Like I sometimes state in other reviews horror doesn’t always feature smart writing and Italian horror at least in the 80s despite how entertaining them were I don’t think can be cited for the screenplays, but 70s Italian horror was quite different and didn’t feature some of the silly dialogue found later in the 80s and Torso is very well written and Ernesto Gastaldi who wrote a lot of fantastic screenplays in the 70s (including writing other movies for Martino) is one of the sadly forgotten writers of the horror genre.
As director Sergio Martino delivers an excellent and creepy movie; the first half of the movie is well-paced with a lot of suspense, but the middle sections the pacing can become a little sluggish, but Martino still manages to keep the movie interesting, but what makes Torso so memorable at least for me is the final act. After all of Jane’s friends are killed, which happen off-screen, which some people say they felt cheated, but I thought it worked brilliantly, but Jane is left alone in the house with the killer who at the time is unaware she’s there and the final act features very little dialogue and it’s all about the suspense and tension and you’ll be hard pressed to find something more tense than this.

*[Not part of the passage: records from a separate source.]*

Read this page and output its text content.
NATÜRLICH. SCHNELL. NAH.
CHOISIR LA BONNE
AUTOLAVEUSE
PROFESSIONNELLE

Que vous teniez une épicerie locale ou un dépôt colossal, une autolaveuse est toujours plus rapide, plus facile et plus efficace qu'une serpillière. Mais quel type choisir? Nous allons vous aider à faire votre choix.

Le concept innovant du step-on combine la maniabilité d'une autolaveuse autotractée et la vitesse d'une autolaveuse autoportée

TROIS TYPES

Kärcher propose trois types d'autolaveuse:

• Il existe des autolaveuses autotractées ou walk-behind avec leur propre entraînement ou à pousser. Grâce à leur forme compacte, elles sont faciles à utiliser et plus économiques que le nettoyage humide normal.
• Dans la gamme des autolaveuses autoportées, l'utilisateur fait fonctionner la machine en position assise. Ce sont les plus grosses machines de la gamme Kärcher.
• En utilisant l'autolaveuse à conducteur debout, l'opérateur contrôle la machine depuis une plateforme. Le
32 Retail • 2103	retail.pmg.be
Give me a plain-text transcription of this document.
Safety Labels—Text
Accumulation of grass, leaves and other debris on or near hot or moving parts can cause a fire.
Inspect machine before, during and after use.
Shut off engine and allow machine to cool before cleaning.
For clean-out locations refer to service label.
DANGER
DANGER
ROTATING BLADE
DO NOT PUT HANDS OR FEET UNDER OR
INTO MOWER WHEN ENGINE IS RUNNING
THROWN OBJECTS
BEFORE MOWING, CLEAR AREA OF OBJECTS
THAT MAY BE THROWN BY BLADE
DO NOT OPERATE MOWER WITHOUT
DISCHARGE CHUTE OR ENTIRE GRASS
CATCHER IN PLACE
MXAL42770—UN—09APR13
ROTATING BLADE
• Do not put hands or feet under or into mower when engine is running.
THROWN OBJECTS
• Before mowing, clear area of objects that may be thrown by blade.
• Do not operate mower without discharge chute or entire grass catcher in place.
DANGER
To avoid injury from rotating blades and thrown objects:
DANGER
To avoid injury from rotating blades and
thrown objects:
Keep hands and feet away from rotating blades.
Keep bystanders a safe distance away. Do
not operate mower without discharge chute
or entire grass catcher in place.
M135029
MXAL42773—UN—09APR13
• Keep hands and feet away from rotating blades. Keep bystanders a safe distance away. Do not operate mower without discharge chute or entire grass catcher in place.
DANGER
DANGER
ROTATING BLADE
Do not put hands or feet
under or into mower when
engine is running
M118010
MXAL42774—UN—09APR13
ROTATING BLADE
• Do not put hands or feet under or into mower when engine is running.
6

While Torso has a large cult following it does deserve to be far better known that it is; the first half of the movie there is plenty of suspense and sleaze and even though as mentioned the middle sections can be a little slow it never gets boring and I really cannot stress how truly suspense and tension filled the final act was; I would urge anyone that wants to be a horror filmmaker to pay close attention to the final act as its prime example on how to build suspense and tension. Torso is also often cited for its violence and nudity and while there is no shortage of beautiful women naked it’s not nearly as sleazy as its reputation and while Torso does feature a good sized body count the movie doesn’t focus on the death scenes, which is a good thing since the F/X weren’t very good in fairness make up F/X were still developing, but even for its time they were a bit sub-par. Regardless the death scenes are staged great and even if they F/X weren’t all that great the set up on the death scenes are filled with suspense.
Overall Torso is one of the very best Giallos of the 70s and one of the very best in general. The writing is strong with interesting characters and the film is loaded with suspense with one of the all-time great final acts. While Sergio Martino may not be the most known name in the horror genre he is truly an excellent filmmaker that deserves far more credit than he gets.